Quantity | Ingredient |
---|---|
1 Pack | Oh So Sweet Spinach |
1 Pack | Kick'n Micro Mustard |
1/2 Cup | Asian Pickled Cucumber |
2 | Radishes, thinly sliced |
4 | Black Sesame Coated Eggs, halved |
3/4 Cup | Sesame Roasted Chickpeas |
Sesame Ginger Dressing, to taste |
Quantity | Ingredient |
---|---|
1 | Cucumber, thinly sliced |
2 | Scallions, thinly sliced |
1/4 Cup | Rice Wine Vinegar |
2 Tbsp | Soy Sauce |
1 Tbsp | Sugar |
1 Tsp | Sesame Oil |
Quantity | Ingredient |
---|---|
4 | Eggs |
1 Cup | Black Sesame Seeds, toasted |
Quantity | Ingredient |
---|---|
16 oz. | Canned Chickpeas |
1 Tbsp | Olive Oil |
1/2 Tbsp | Sesame Oil |
1/4 Tsp | Garlic Powder |
1/4 Tsp | Salt |
1 Tsp | Sesame Seeds |
1/2 Tsp | Soy Sauce |
Quantity | Ingredient |
---|---|
3 Cloves | Garlic, minced |
2 Tbsp | Ginger, minced |
3/4 Cup | Olive Oil |
1/3 Cup | Rice Wine Vinegar |
1/2 Cup | Soy Sauce |
2 Tbsp | Honey |
1/4 Cup | Water |
Mix GoodLeaf Oh So Sweet Spinach and Kick’n Micro Mustard.
Prep additional ingredients and add to green mix.
Add sesame ginger dressing and enjoy!
Asian Pickled Cucumber:
In medium bowl, whisk together vinegar, soy, sugar and sesame oil.

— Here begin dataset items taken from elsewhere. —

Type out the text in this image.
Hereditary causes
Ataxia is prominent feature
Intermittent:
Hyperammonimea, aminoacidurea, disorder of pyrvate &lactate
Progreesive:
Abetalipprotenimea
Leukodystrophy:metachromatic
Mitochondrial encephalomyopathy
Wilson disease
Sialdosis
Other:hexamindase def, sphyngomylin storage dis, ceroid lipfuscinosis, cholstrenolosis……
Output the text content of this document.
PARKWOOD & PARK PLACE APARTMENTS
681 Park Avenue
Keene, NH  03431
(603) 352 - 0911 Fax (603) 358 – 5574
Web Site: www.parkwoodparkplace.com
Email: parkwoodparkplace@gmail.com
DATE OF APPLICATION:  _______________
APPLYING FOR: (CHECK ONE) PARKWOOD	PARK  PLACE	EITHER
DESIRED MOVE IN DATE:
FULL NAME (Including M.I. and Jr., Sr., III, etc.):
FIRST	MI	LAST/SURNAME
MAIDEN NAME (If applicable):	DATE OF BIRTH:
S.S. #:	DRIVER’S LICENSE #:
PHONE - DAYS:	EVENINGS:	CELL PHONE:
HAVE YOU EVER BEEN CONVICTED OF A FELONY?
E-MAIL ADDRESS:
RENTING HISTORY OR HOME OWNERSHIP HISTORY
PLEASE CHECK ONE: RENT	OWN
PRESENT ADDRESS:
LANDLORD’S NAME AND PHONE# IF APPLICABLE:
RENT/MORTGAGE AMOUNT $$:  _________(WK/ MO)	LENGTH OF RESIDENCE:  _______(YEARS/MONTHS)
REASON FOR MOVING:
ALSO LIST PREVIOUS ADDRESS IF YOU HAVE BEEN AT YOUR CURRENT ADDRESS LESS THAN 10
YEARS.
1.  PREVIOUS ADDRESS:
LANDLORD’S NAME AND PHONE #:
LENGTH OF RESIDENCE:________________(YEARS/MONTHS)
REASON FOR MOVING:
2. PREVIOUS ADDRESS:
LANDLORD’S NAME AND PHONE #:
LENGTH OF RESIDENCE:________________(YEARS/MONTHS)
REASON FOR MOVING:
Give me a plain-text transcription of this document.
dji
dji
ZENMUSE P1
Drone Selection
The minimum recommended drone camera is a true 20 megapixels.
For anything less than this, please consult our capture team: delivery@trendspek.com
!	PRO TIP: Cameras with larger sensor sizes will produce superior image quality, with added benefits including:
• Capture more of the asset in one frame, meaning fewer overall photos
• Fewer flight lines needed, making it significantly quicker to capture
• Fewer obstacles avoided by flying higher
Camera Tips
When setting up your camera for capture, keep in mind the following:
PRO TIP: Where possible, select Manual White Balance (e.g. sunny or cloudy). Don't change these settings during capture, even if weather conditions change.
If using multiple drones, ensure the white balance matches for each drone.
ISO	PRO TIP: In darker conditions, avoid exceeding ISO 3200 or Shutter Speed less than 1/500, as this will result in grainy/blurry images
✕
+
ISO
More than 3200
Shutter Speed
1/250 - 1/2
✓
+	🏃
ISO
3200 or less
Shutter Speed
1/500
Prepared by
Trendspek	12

Add sliced cucumbers, scallions to bowl and toss well. Let sit at room temperature for at least 15 mins.
Black Sesame Coated Eggs:
Boil eggs until cooked through (8-10 min). Let cool. Remove shells. Roll eggs in a bowl of toasted black sesame seeds to coat.
Sesame Roasted Chickpeas:
Preheat oven to 400° F. Rinse and drain chickpeas. Pat dry with paper towel. Combine remaining ingredients and toss chickpeas. Spread out seasoned chickpeas onto baking sheet and roast for 20-30 mins, shaking pan throughout cook time.
Sesame Ginger Dressing:
In a jar, combine the garlic, ginger, olive oil, rice vinegar, soy sauce, honey, and water. Cover the jar with a tight fitting lid, and shake well. Remove lid, and heat jar in the microwave for 1 minute just to dissolve the honey. Let cool and shake well before serving. Store covered in the refrigerator.